Di Inggris, jumlah ternak yang disembelih melonjak 18 persen pada Juli lalu dengan sapi perah menjadi mayoritas. Di Jerman, di mana pemerintah telah membuka bantuan darurat bagi petani, ada peningkatan 10 persen hewan yang disembelih dalam dua minggu pertama pada bulan Juli.
Menyikapi situasi itu, Pemerintah Swedia menjanjikan 1,2 miliar krona, atau setara dengan 135 juta dollar AS, dana bantuan bagi petani untuk membeli makanan ternak dan menghindari mengirim hewan mereka ke rumah jagal.
Petani di seluruh Eropa harus menghadapi salah satu masa panen terburuk dalam satu generasi dengan hasil panen beberapa jenis sayuran turun hingga 50 persen. ”Dengan cuaca panas dan kering yang terus berlanjut sepanjang Juli di sebagian besar benua, sayuran terus menderita dan hasil panen turun tajam,” demikian pernyataan Asosiasi Buah dan Sayur Eropa. ”Ini adalah situasi paling serius yang dihadapi petani dan pengolah sayuran dalam 40 tahun terakhir.”
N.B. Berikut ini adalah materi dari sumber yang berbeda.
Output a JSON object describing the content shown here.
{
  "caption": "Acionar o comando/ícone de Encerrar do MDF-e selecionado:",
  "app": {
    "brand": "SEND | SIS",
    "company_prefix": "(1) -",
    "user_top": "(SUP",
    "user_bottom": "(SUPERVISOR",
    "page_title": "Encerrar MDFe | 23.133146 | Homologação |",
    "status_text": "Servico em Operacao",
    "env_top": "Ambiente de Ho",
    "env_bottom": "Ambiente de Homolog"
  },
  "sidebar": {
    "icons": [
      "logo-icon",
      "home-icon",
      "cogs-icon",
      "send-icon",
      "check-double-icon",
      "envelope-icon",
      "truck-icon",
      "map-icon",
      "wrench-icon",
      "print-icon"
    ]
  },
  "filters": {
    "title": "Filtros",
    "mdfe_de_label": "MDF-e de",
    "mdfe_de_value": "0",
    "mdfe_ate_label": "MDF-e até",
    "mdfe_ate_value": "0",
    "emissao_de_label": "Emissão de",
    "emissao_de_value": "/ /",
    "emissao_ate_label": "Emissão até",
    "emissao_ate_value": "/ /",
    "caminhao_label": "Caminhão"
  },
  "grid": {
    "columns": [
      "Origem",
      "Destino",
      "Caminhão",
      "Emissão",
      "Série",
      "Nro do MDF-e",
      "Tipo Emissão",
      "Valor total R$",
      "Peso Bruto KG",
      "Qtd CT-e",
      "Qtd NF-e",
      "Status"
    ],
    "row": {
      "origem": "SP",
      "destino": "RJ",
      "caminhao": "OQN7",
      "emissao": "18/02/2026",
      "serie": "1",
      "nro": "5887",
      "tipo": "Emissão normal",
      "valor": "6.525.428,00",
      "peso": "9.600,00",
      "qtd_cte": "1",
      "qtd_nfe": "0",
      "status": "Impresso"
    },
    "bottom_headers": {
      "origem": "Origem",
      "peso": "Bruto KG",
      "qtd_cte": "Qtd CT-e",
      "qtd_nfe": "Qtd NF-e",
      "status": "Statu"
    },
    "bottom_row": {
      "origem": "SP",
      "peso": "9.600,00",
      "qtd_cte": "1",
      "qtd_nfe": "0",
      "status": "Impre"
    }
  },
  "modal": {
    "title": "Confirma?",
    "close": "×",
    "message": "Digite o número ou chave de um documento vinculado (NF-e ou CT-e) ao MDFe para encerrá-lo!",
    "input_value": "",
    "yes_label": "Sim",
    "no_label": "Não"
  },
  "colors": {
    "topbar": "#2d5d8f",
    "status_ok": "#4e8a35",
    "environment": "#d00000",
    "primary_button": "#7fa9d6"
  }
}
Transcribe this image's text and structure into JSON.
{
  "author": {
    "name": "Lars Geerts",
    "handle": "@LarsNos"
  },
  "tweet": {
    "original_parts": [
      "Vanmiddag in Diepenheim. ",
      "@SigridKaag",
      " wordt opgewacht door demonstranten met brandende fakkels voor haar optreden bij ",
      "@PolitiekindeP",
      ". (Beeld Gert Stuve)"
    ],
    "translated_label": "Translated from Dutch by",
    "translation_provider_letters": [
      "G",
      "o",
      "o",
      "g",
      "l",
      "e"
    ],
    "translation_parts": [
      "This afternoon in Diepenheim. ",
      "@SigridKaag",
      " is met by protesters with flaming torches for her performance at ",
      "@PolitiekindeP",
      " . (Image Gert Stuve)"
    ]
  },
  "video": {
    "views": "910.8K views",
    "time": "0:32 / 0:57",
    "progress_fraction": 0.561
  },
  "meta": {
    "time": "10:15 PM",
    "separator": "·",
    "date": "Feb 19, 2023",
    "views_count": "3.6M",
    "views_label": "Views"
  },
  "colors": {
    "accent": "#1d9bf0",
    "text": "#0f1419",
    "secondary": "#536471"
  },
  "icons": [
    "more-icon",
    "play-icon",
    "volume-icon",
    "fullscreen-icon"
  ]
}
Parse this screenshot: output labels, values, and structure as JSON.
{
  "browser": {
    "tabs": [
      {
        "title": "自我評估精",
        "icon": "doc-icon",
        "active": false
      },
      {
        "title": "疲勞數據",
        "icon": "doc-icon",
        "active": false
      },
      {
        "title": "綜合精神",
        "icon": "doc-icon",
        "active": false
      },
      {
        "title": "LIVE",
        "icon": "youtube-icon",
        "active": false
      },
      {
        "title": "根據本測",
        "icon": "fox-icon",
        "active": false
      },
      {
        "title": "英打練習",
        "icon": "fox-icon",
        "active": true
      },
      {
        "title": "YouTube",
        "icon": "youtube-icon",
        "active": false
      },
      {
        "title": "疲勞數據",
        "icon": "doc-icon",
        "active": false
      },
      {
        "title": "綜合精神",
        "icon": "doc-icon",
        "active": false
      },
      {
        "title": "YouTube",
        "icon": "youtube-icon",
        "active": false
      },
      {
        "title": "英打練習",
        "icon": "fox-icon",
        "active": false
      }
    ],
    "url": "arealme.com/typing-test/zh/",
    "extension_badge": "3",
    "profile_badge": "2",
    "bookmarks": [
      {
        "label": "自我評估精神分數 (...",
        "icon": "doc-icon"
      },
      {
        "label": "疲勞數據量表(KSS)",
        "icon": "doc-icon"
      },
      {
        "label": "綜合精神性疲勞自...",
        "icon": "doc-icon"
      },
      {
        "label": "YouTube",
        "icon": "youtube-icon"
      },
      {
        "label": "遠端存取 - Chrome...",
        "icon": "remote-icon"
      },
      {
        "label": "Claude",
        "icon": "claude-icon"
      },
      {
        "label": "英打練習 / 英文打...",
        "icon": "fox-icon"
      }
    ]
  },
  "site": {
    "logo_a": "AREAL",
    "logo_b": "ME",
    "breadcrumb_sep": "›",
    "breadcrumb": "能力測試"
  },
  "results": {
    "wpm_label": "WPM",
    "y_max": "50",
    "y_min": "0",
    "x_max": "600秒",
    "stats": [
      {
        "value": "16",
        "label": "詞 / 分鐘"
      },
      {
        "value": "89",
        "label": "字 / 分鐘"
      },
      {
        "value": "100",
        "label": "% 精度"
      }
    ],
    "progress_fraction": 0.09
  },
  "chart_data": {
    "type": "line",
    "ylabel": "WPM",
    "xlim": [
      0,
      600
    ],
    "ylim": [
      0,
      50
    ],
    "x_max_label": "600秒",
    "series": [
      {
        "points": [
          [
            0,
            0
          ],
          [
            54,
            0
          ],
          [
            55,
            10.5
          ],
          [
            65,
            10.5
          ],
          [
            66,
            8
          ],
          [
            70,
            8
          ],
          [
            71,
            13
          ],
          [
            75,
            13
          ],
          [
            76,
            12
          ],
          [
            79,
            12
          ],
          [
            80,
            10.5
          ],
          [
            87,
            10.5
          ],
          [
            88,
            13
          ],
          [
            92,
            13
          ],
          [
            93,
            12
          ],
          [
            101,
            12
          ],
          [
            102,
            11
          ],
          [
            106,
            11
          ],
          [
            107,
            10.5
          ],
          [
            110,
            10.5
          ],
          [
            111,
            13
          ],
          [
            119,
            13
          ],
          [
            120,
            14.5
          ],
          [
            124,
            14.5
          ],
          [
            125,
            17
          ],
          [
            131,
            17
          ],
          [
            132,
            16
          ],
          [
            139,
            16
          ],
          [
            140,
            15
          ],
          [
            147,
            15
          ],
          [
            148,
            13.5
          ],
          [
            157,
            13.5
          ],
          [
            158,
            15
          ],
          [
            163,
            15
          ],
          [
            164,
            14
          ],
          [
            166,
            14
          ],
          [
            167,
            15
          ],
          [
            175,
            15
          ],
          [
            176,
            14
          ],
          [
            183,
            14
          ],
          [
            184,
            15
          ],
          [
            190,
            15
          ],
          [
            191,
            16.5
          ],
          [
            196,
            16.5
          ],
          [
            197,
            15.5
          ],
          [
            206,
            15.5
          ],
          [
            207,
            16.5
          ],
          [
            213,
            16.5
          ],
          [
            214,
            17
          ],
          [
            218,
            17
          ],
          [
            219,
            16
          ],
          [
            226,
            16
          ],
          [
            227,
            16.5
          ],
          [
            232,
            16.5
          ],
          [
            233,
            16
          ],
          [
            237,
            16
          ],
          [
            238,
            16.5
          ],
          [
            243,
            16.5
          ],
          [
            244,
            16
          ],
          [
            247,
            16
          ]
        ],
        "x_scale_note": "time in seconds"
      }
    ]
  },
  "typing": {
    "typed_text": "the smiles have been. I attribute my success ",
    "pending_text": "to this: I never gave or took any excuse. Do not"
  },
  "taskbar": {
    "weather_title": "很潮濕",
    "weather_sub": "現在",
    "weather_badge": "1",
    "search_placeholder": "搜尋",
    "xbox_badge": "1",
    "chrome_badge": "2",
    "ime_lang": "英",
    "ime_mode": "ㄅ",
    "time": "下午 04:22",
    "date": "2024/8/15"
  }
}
Kerugian bagi para petani Denmark yang sudah sulit pun cenderung lebih besar dari yang diperkirakan sebelumnya. Lembaga riset SEGES yang berafiliasi dengan Dewan Pangan dan Pertanian Denmark mengingatkan bahwa hal ini dikhawatirkan dapat memicu lebih banyak kebangkrutan.
Denmark, seperti banyak negara lain di Eropa, telah dihantam oleh salah satu musim panas terpanas yang pernah tercatat. Musim panas kali ini telah merusak panen dan memukul pendapatan petani.
Kekeringan, dikombinasikan dengan rendahnya harga daging babi, diperkirakan akan memicu kerugian di sektor pertanian Denmark yang tidak terlihat sejak krisis keuangan tahun 2008. Kerugian itu diproyeksi dapat mencapai hampir 1,23 miliar dollar AS. ”Tak diragukan lagi kekeringan telah berdampak pada begitu banyak petani, bahwa akan ada lebih banyak kebangkrutan,” kata ekonom SEGES, Klaus Kaiser, kepada Reuters.
Efek negatif atas kondisi pertanian itu juga dirasakan di Polandia. Biji-bijian yang digunakan secara tradisional dalam pembuatan roti sebagai turunan produksinya turun lebih dari 10 persen. Kementerian Pertanian Polandia pun telah memperkirakan akibatnya. Penurunan itu akan diterjemahkan ke dalam kenaikan harga pangan hingga 5-15 persen. Inflasi di Polandia tetap di 2,0 persen secara tahunan pada Juli lalu. Angka itu masih di bawah target bank sentral, yaitu 2,5 persen. Pertumbuhan ekonomi triwulan II-2018 Polandia sebesar 5,1 persen.
Pada bulan Oktober, Polandia akan mengadakan pemilihan lokal, sebuah tes untuk Partai Hukum dan Keadilan (PiS) yang berkuasa. Partai itu tetap menjadi yang teratas dalam jajak pendapat. Partai PiS telah mengalokasikan 213 juta dollar AS sejauh ini untuk membantu petani mengatasi kekeringan.
Panen gandum di Swedia, di mana banyak wilayahnya terbakar oleh kebakaran hutan musim panas, diperkirakan turun sekitar 30 persen dan tidak jelas apakah suhu dingin baru-baru ini akan memungkinkan petani untuk mengambil lebih banyak jerami.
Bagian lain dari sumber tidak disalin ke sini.